PSI-1 Effects of choline on immune cell function in growing cattle supplemented with guanidinoacetic acid and creatine

Abstract

Abstract Methyl sources that affect immune function/inflammation potentially have value in the beef industry, notably with receiving cattle. In newly received beef cattle, an active immune response with appropriately controlled inflammation is critical to optimize both biological and economic efficiency, due to the high cost of disease and its treatment. Our objective was to determine how modulation of methyl group status would affect polymorphonuclear cell (PMN; primarily neutrophils) function. Six ruminally cannulated Holstein steers (200 kg) were used in a 6×6 Latin square design with 10-d periods. Factorial treatments included 3 methyl group modulators (MGM: control; 15 g/d guanidinoacetic acid, which consumes methyl groups; or 16.8 g/d creatine, which spares methyl groups) and 2 levels of choline (0 or 5 g/d). Steers received 4 kg/d of a corn-based diet. Treatments were continuously infused abomasally. On d 10 of each period, jugular blood was collected, and PMN were isolated. Cells were challenged with or without LPS (1 μg/mL) for 30 min followed by addition of dihydrorhodamine (100 μM) for 10 min and E. coli covalently labeled with Texas Red at a ratio of 20:1 for an additional 40 min. PMN activity (phagocytosis and oxidative burst) was assessed using a capillary flow cytometer. Oxidative burst, with or without LPS challenge, was not affected by choline (P >0.42) or MGM (P >0.75). Phagocytosis without LPS was not affected by choline (P=0.29) or MGM (P=0.30).
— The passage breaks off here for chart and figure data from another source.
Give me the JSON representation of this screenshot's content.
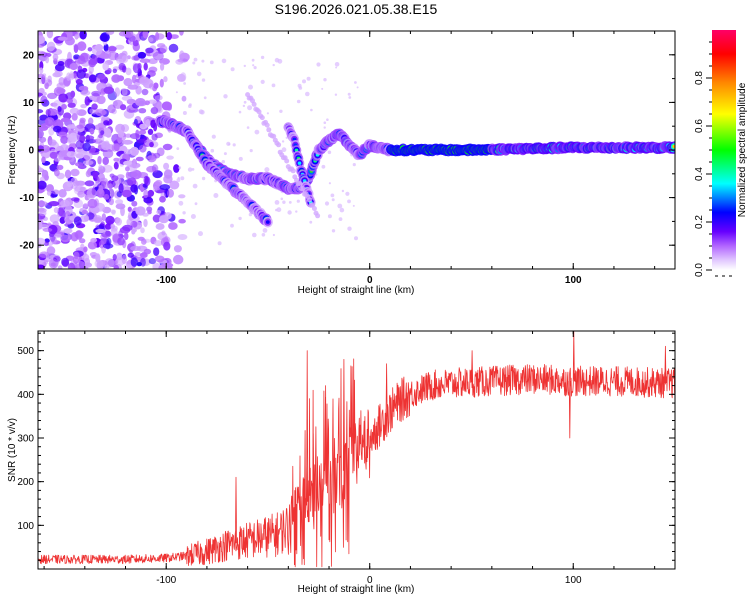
{
  "title": "S196.2026.021.05.38.E15",
  "chart_data": [
    {
      "type": "heatmap",
      "xlabel": "Height of straight line (km)",
      "ylabel": "Frequency (Hz)",
      "xlim": [
        -163,
        150
      ],
      "ylim": [
        -25,
        25
      ],
      "x_ticks": [
        -100,
        0,
        100
      ],
      "x_tick_labels": [
        "-100",
        "0",
        "100"
      ],
      "y_ticks": [
        -20,
        -10,
        0,
        10,
        20
      ],
      "y_tick_labels": [
        "-20",
        "-10",
        "0",
        "10",
        "20"
      ],
      "colorbar": {
        "label": "Normalized spectral amplitude",
        "range": [
          0.0,
          1.0
        ],
        "ticks": [
          0.0,
          0.2,
          0.4,
          0.6,
          0.8
        ],
        "tick_labels": [
          "0.0",
          "0.2",
          "0.4",
          "0.6",
          "0.8"
        ],
        "colormap": [
          "#ffffff",
          "#cc99ff",
          "#7f00ff",
          "#0000ff",
          "#00ffff",
          "#00ff00",
          "#ffff00",
          "#ff8800",
          "#ff0000",
          "#ff0066"
        ]
      },
      "features": {
        "carrier_track": [
          [
            -100,
            6
          ],
          [
            -90,
            4
          ],
          [
            -80,
            -2
          ],
          [
            -70,
            -5
          ],
          [
            -60,
            -6
          ],
          [
            -50,
            -6
          ],
          [
            -40,
            -8
          ],
          [
            -35,
            -8
          ],
          [
            -30,
            -6
          ],
          [
            -25,
            0
          ],
          [
            -20,
            2
          ],
          [
            -15,
            3.5
          ],
          [
            -10,
            1
          ],
          [
            -5,
            -1
          ],
          [
            0,
            1
          ],
          [
            5,
            0.5
          ],
          [
            10,
            0
          ],
          [
            50,
            0
          ],
          [
            100,
            0.5
          ],
          [
            150,
            0.5
          ]
        ],
        "branch_track": [
          [
            -90,
            4
          ],
          [
            -80,
            -3
          ],
          [
            -70,
            -7
          ],
          [
            -60,
            -11
          ],
          [
            -55,
            -13
          ],
          [
            -50,
            -15
          ]
        ],
        "spur_track": [
          [
            -40,
            5
          ],
          [
            -37,
            2
          ],
          [
            -34,
            -4
          ],
          [
            -31,
            -8
          ],
          [
            -29,
            -11
          ]
        ],
        "noise_region": [
          -163,
          -95
        ]
      }
    },
    {
      "type": "line",
      "xlabel": "Height of straight line (km)",
      "ylabel": "SNR (10 * v/v)",
      "xlim": [
        -163,
        150
      ],
      "ylim": [
        0,
        545
      ],
      "x_ticks": [
        -100,
        0,
        100
      ],
      "x_tick_labels": [
        "-100",
        "0",
        "100"
      ],
      "y_ticks": [
        100,
        200,
        300,
        400,
        500
      ],
      "y_tick_labels": [
        "100",
        "200",
        "300",
        "400",
        "500"
      ],
      "color": "#ee3333",
      "envelope": {
        "x": [
          -163,
          -120,
          -100,
          -90,
          -80,
          -70,
          -60,
          -50,
          -45,
          -40,
          -35,
          -30,
          -25,
          -20,
          -15,
          -10,
          -5,
          0,
          5,
          10,
          15,
          20,
          25,
          30,
          40,
          60,
          80,
          100,
          120,
          150
        ],
        "y": [
          22,
          22,
          25,
          30,
          40,
          55,
          65,
          75,
          80,
          100,
          130,
          160,
          190,
          200,
          215,
          240,
          270,
          300,
          330,
          360,
          385,
          400,
          410,
          420,
          425,
          430,
          435,
          430,
          430,
          425
        ]
      },
      "spikes": [
        [
          -66,
          210
        ],
        [
          -31,
          500
        ],
        [
          -28,
          310
        ],
        [
          -22,
          420
        ],
        [
          -13,
          480
        ],
        [
          8,
          470
        ],
        [
          50,
          500
        ],
        [
          100,
          545
        ],
        [
          98,
          300
        ],
        [
          145,
          510
        ]
      ]
    }
  ]
}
When PMN were challenged with LPS, phagocytosis tended to be reduced by choline (P=0.09) but was not affected by MGM (P=0.35). Choline tended to reduce phagocytosis by PMN challenged with LPS, suggesting that it may reduce inflammatory responses. A more robust understanding of methyl group metabolism may allow nutritionists to supply these nutrients to optimize immune function.